OpenAI just dropped a new scoring system.
CFO Sarah Friar unveiled a “useful intelligence per dollar” scorecard to measure AI investment value. Sounds noble. Sounds necessary for enterprise adoption.
It’s a trap.
I’ve audited enough yield protocols to know when a centralized actor writes the rulebook, they write it in their favor. This scorecard is no different. It’s a liquidity grab, a narrative takeover. Let’s strip the PR veneer and examine the order flow.
Context: The Emperor’s New Scorecard
OpenAI is the largest AI lab by valuation, but it burns cash faster than a Solana memecoin rug. Training GPT-4 costs hundreds of millions. Inference at scale demands insane GPU clusters. Their CFO needs a story for investors and enterprise clients. The “useful intelligence per dollar” metric is that story.
It’s an efficiency ratio: numerator = “useful intelligence” (undefined), denominator = dollar cost (owned by OpenAI). They control both inputs. This is not a neutral benchmark. This is a marketing deck disguised as financial engineering.
For comparison: in DeFi, when a protocol touted “yield per dollar” without audited TVL or transparent oracle costs, I went short. Every time. The metric was a vector for exploitation.

Core: The Liquidity-Centric Analysis
Let’s apply battle-tested rigor to this scorecard. First, define “useful intelligence.” Is it GPT-4o answering math questions? Writing ads? Coding? Each has different cost curves. A single metric obscures the underlying capital inefficiency.
Second, the denominator. OpenAI controls the API pricing, the compute infrastructure, and the training costs. They can arbitrarily adjust the “dollar” to make the scorecard look better. Sound familiar? Celusis did the same with their yield — tweaked the risk parameters, offered high APY, and when liquidity dried up, they froze withdrawals.
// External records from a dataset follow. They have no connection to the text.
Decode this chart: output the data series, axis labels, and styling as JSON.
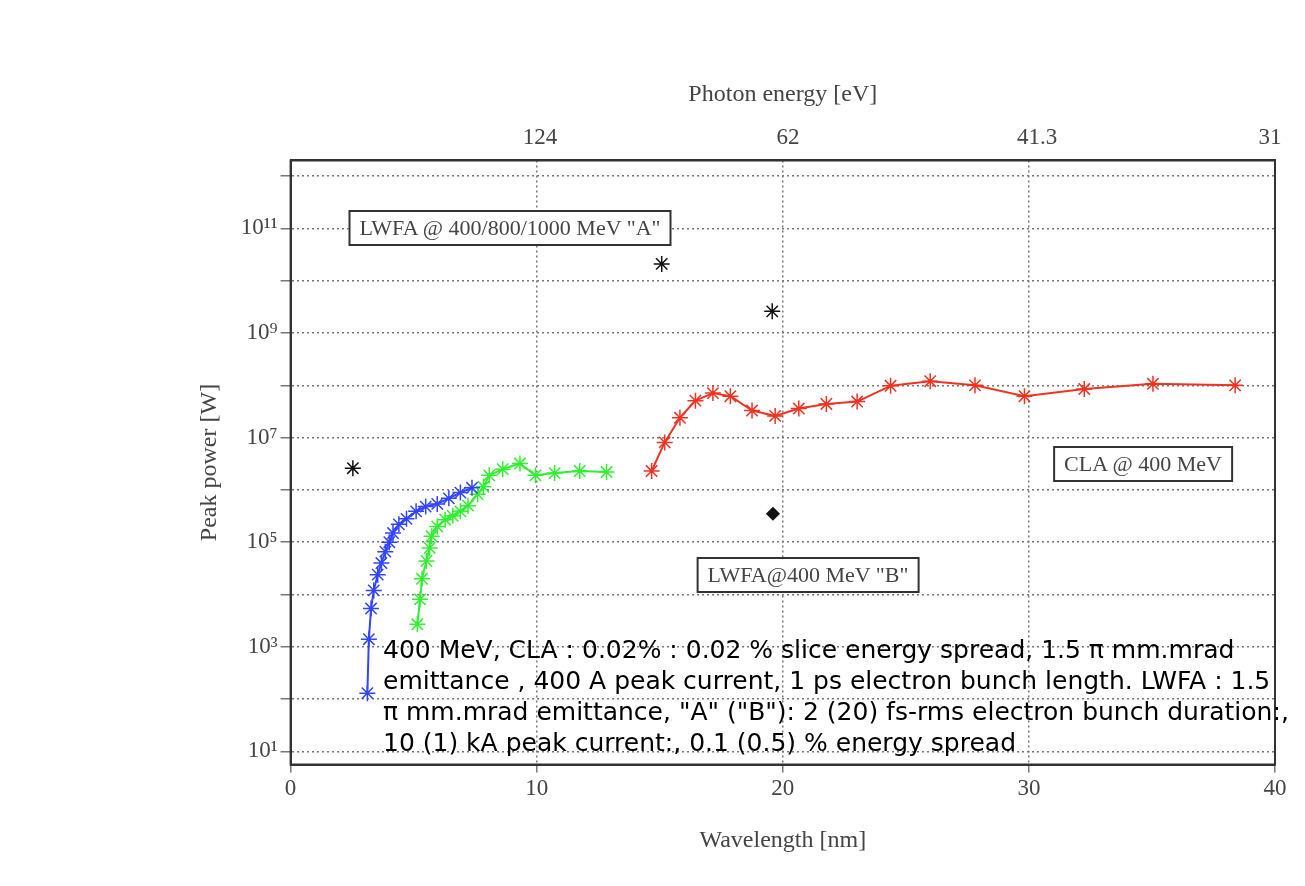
{
  "chart_data": {
    "type": "line",
    "xlabel": "Wavelength [nm]",
    "ylabel": "Peak power [W]",
    "x2label": "Photon energy [eV]",
    "xlim": [
      0,
      40
    ],
    "xticks": [
      0,
      10,
      20,
      30,
      40
    ],
    "ylim": [
      5.6,
      2000000000000.0
    ],
    "log": "y",
    "yticks": [
      {
        "value": 10,
        "label": "10¹"
      },
      {
        "value": 100,
        "label": null
      },
      {
        "value": 1000,
        "label": "10³"
      },
      {
        "value": 10000,
        "label": null
      },
      {
        "value": 100000,
        "label": "10⁵"
      },
      {
        "value": 1000000,
        "label": null
      },
      {
        "value": 10000000,
        "label": "10⁷"
      },
      {
        "value": 100000000,
        "label": null
      },
      {
        "value": 1000000000,
        "label": "10⁹"
      },
      {
        "value": 10000000000,
        "label": null
      },
      {
        "value": 100000000000,
        "label": "10¹¹"
      },
      {
        "value": 1000000000000,
        "label": null
      }
    ],
    "grid": true,
    "legend": false,
    "marker": "cross",
    "line_style": "solid",
    "series": [
      {
        "type": "line",
        "color": "#3344ff",
        "x": [
          3.12,
          3.18,
          3.27,
          3.38,
          3.54,
          3.69,
          3.85,
          4.01,
          4.16,
          4.4,
          4.71,
          5.1,
          5.49,
          5.96,
          6.43,
          6.9,
          7.37
        ],
        "values": [
          130,
          1400,
          5400,
          12000,
          24000,
          40000,
          66000,
          100000,
          150000,
          220000,
          280000,
          390000,
          480000,
          540000,
          690000,
          890000,
          1100000
        ]
      },
      {
        "type": "line",
        "color": "#33ee33",
        "x": [
          5.15,
          5.26,
          5.34,
          5.52,
          5.65,
          5.73,
          5.96,
          6.28,
          6.59,
          6.9,
          7.21,
          7.6,
          7.84,
          8.07,
          8.62,
          9.32,
          9.95,
          10.73,
          11.75,
          12.84
        ],
        "values": [
          2700,
          8100,
          20000,
          44000,
          78000,
          130000,
          200000,
          270000,
          320000,
          390000,
          500000,
          830000,
          1150000,
          1900000,
          2500000,
          3200000,
          1900000,
          2100000,
          2300000,
          2200000
        ]
      },
      {
        "type": "line",
        "color": "#ee3322",
        "x": [
          14.67,
          15.2,
          15.82,
          16.45,
          17.16,
          17.87,
          18.75,
          19.69,
          20.65,
          21.77,
          23.02,
          24.38,
          25.99,
          27.81,
          29.82,
          32.25,
          35.04,
          38.38
        ],
        "values": [
          2300000,
          8100000,
          24000000,
          51000000,
          71000000,
          62000000,
          33000000,
          26000000,
          36000000,
          44000000,
          49000000,
          98000000,
          120000000,
          100000000,
          62000000,
          85000000,
          107000000,
          100000000
        ]
      },
      {
        "type": "scatter",
        "color": "#111111",
        "x": [
          2.53,
          15.08,
          19.57
        ],
        "values": [
          2600000,
          21000000000,
          2600000000
        ]
      },
      {
        "type": "scatter",
        "color": "#111111",
        "marker": "diamond",
        "x": [
          19.6
        ],
        "values": [
          350000
        ]
      }
    ],
    "annotations": [
      "LWFA @ 400/800/1000 MeV \"A\"",
      "CLA @ 400 MeV",
      "LWFA@400 MeV \"B\"",
      "124",
      "62",
      "41.3",
      "31",
      "400 MeV, CLA : 0.02% : 0.02 % slice energy spread, 1.5 π mm.mrad emittance , 400 A peak current, 1 ps  electron bunch length. LWFA : 1.5 π mm.mrad emittance, \"A\" (\"B\"): 2 (20) fs-rms electron bunch duration:, 10 (1) kA peak current:, 0.1 (0.5) % energy spread"
    ]
  }
}
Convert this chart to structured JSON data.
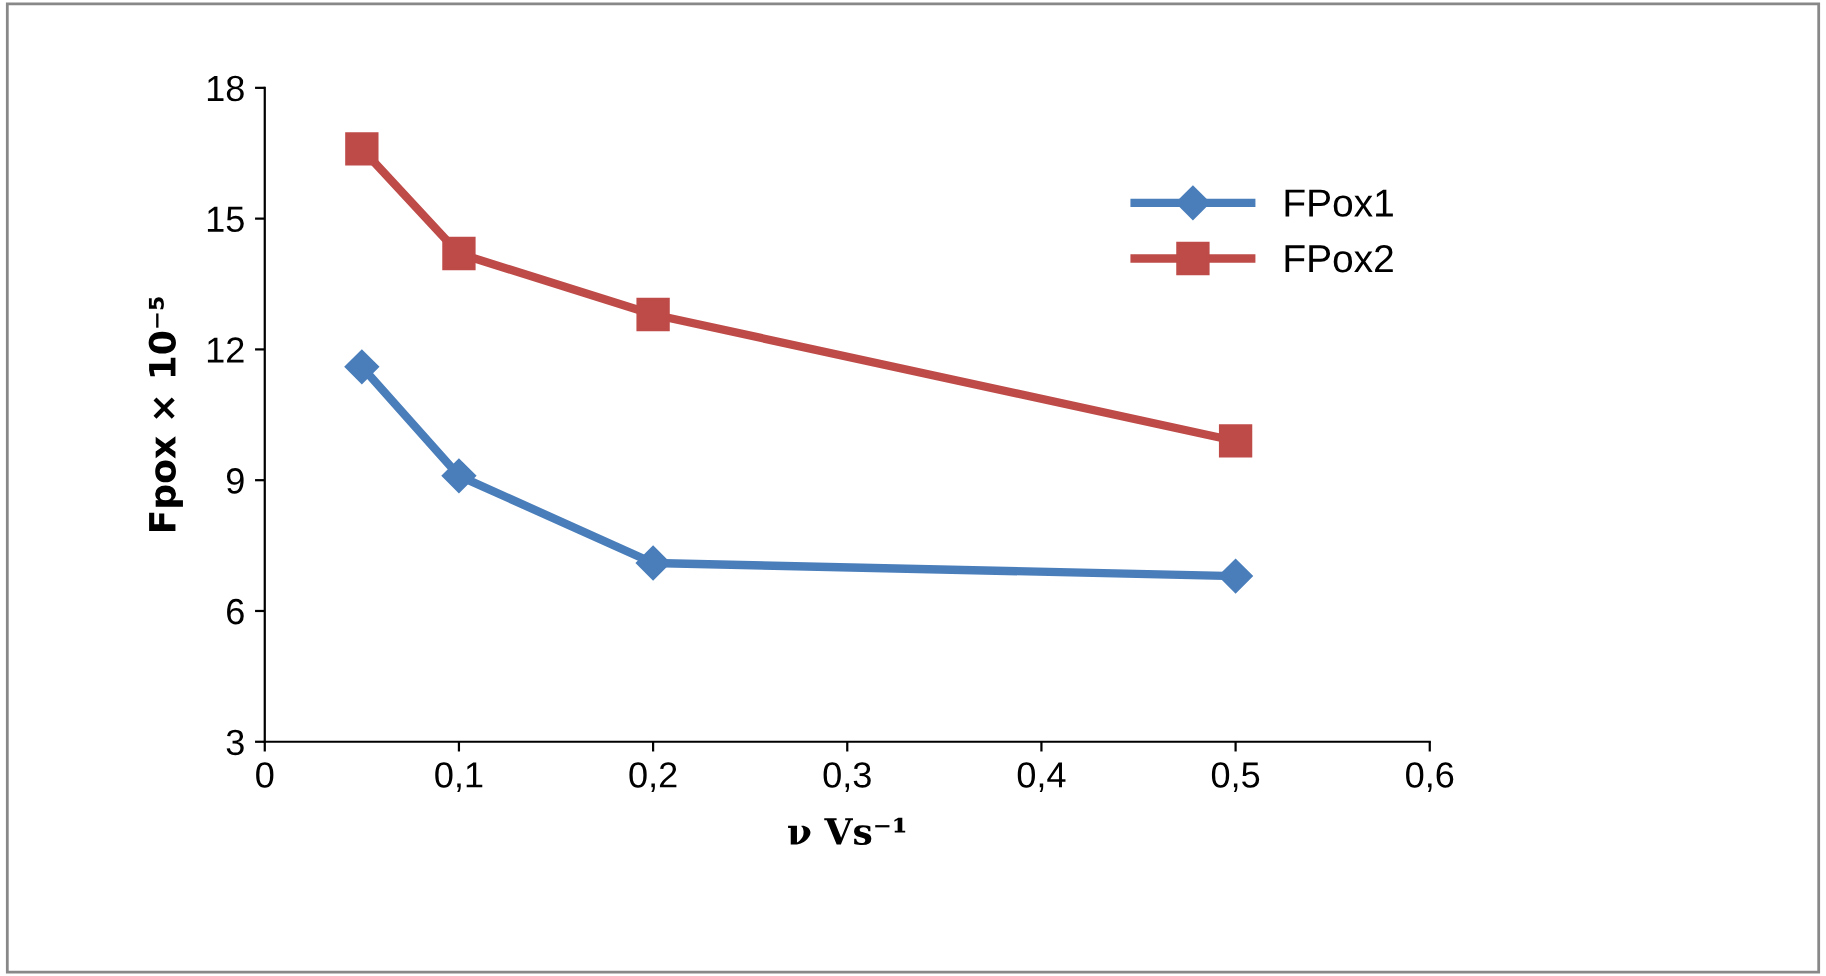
{
  "chart_data": {
    "type": "line",
    "xlabel": "ν Vs⁻¹",
    "ylabel": "Fpox × 10⁻⁵",
    "series": [
      {
        "name": "FPox1",
        "color": "#4a7ebb",
        "marker": "diamond",
        "x": [
          0.05,
          0.1,
          0.2,
          0.5
        ],
        "values": [
          11.6,
          9.1,
          7.1,
          6.8
        ]
      },
      {
        "name": "FPox2",
        "color": "#be4b48",
        "marker": "square",
        "x": [
          0.05,
          0.1,
          0.2,
          0.5
        ],
        "values": [
          16.6,
          14.2,
          12.8,
          9.9
        ]
      }
    ],
    "xlim": [
      0,
      0.6
    ],
    "xticks": [
      0,
      {
        "value": 0.1,
        "label": "0,1"
      },
      {
        "value": 0.2,
        "label": "0,2"
      },
      {
        "value": 0.3,
        "label": "0,3"
      },
      {
        "value": 0.4,
        "label": "0,4"
      },
      {
        "value": 0.5,
        "label": "0,5"
      },
      {
        "value": 0.6,
        "label": "0,6"
      }
    ],
    "ylim": [
      3,
      18
    ],
    "yticks": [
      3,
      6,
      9,
      12,
      15,
      18
    ],
    "grid": false,
    "legend": "top right",
    "line_style": "solid"
  }
}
Liquidity dries up when fear sets in.
I saw this pattern in 2022: centralized custodians creating opaque performance metrics to attract capital. The metric itself becomes the product, not the underlying asset.
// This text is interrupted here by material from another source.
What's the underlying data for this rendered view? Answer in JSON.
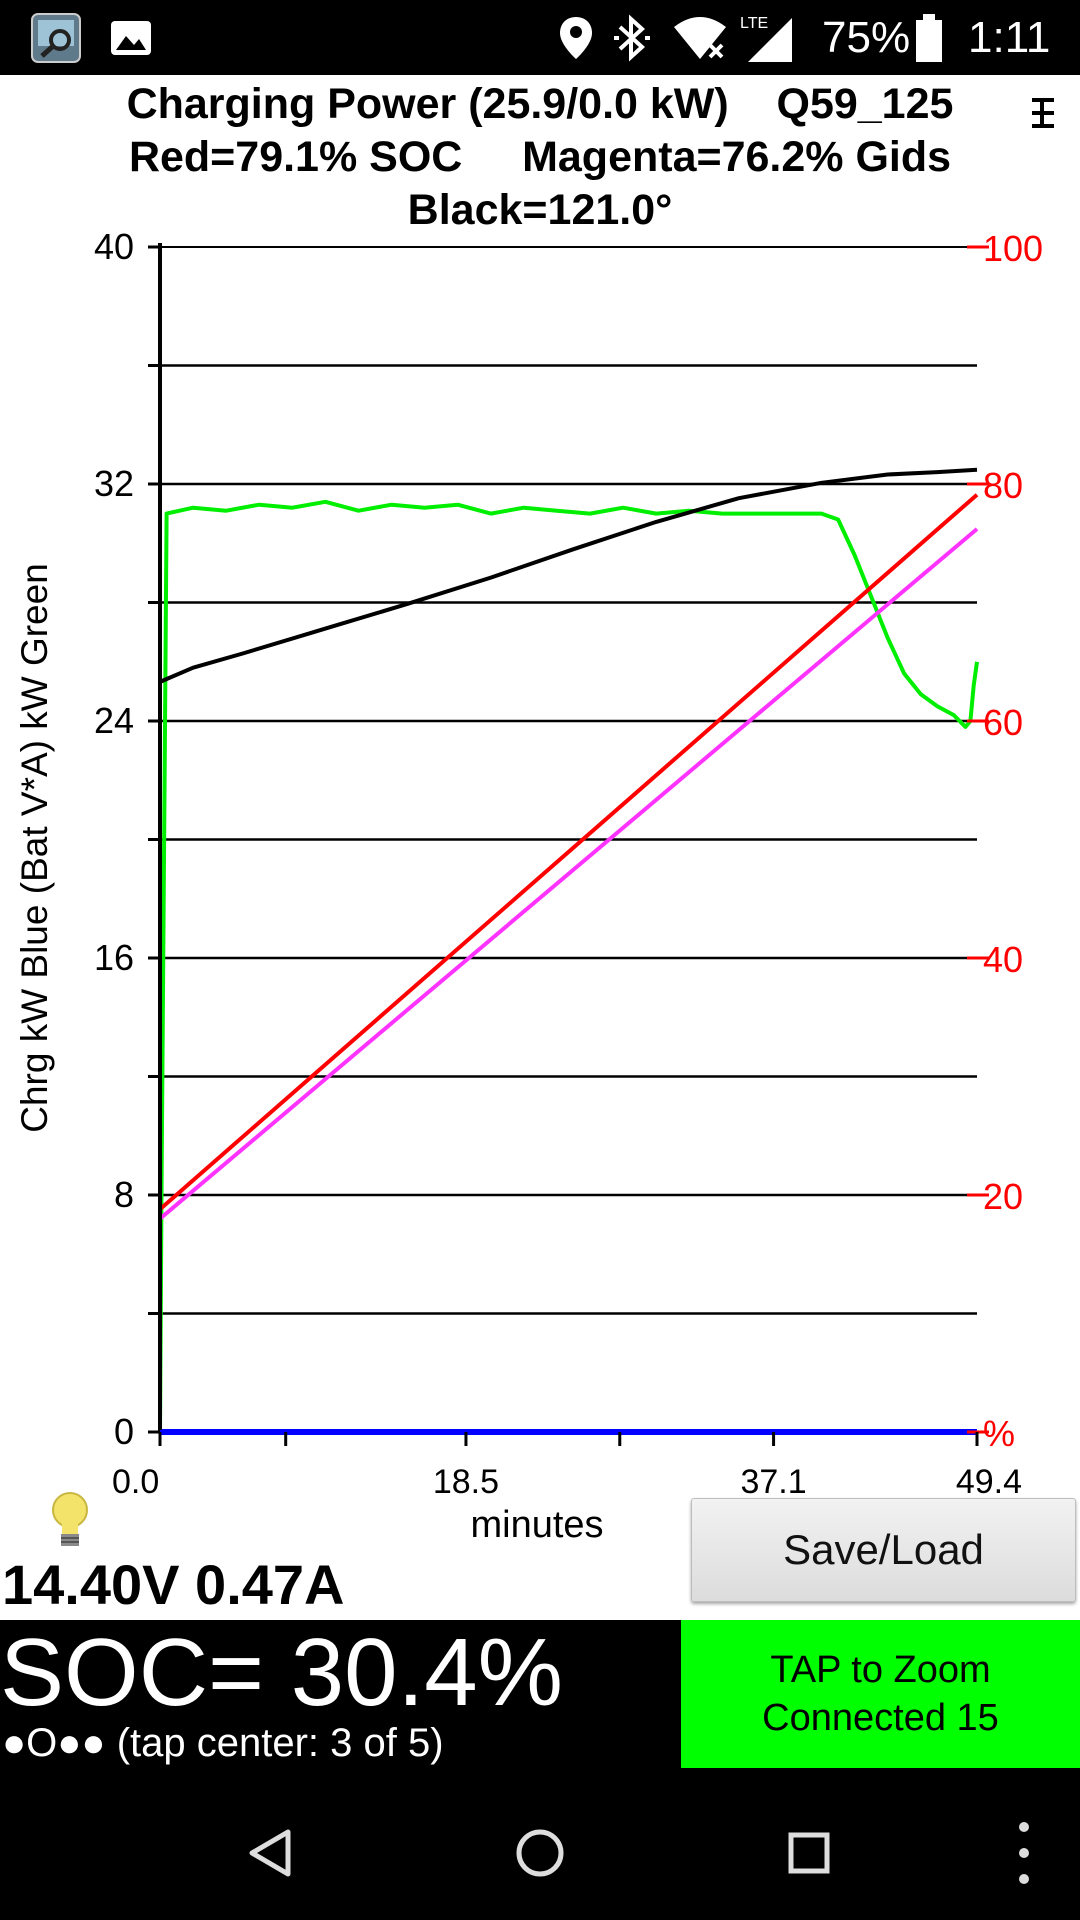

Third, the competitive landscape. This scorecard is a wedge against open-source models. Llama 3, Mistral — their “useful intelligence per dollar” is inherently better because the “dollar” part is effectively zero for inference (if self-hosted). But OpenAI can’t compete on that front, so they redefine the game. They demand you use their scorecard, their API, their terms.

Gas is the toll for chaos.
The cost optimization hidden here is real. But it’s optimization for OpenAI’s bottom line, not for the user’s actual value.
Contrarian: Why Retail Will FOMO, Smart Money Will Hedge
Retail sees “OpenAI introduces ROI metric” and thinks “AI is going mainstream.” They’ll buy tokens of any AI project — FET, AGIX, whatever has buzz.

Smart money knows better. This scorecard is a signal that OpenAI is feeling margin pressure. They’re trying to justify their valuation to Microsoft and potential IPO investors. It’s defensive, not offensive.
I’ve executed this play myself: during the DeFi Summer of 2020, I ran a similar capital efficiency analysis on Uniswap V2 vs. MakerDAO. I optimized for yield per unit of gas, not total volume. The lesson: when a dominant player starts selling a “value” metric, they’re losing their edge. The real alpha is in the inefficiency they’re trying to hide.
For decentralized AI compute projects like Bittensor or Gensyn, this is an opening. They can offer verifiable, on-chain metrics — actual work completed, cost per inference, decentralized governance of the “useful” definition. Open, transparent, arbittrable. That’s the antithesis of OpenAI’s black-box scorecard.
Code is law, but bugs are fatal.
If OpenAI’s scorecard becomes the industry standard, we get a monoculture controlled by a single gatekeeper. That’s fragile. Systemic fragility is what I’ve been stress-testing since the Celsius collapse.
Takeaway: Actionable Price Levels and On-Chain Signals
Ignore the headlines. Ignore the FOMO on AI tokens. Instead, watch these on-chain signals:
- Inference-to-Token ratio: For decentralized compute chains, monitor the number of completed inference tasks per token spent. Compare it over time. That’s your real “useful intelligence per dollar.”
- GPU utilization rates: Public clusters like Akash or Spheron publish utilization. If utilization rises without token price appreciation, the network is undervalued.
- Developer activity on AI protocols: Check GitHub commits for agents like Fetch.ai. If development is accelerating, the “useful” growth is organic.
Don’t buy the metric. Buy the data.
The real revolution in intelligence democratization won’t be scored by a central bank of AI. It will be measured by the permissionless open market.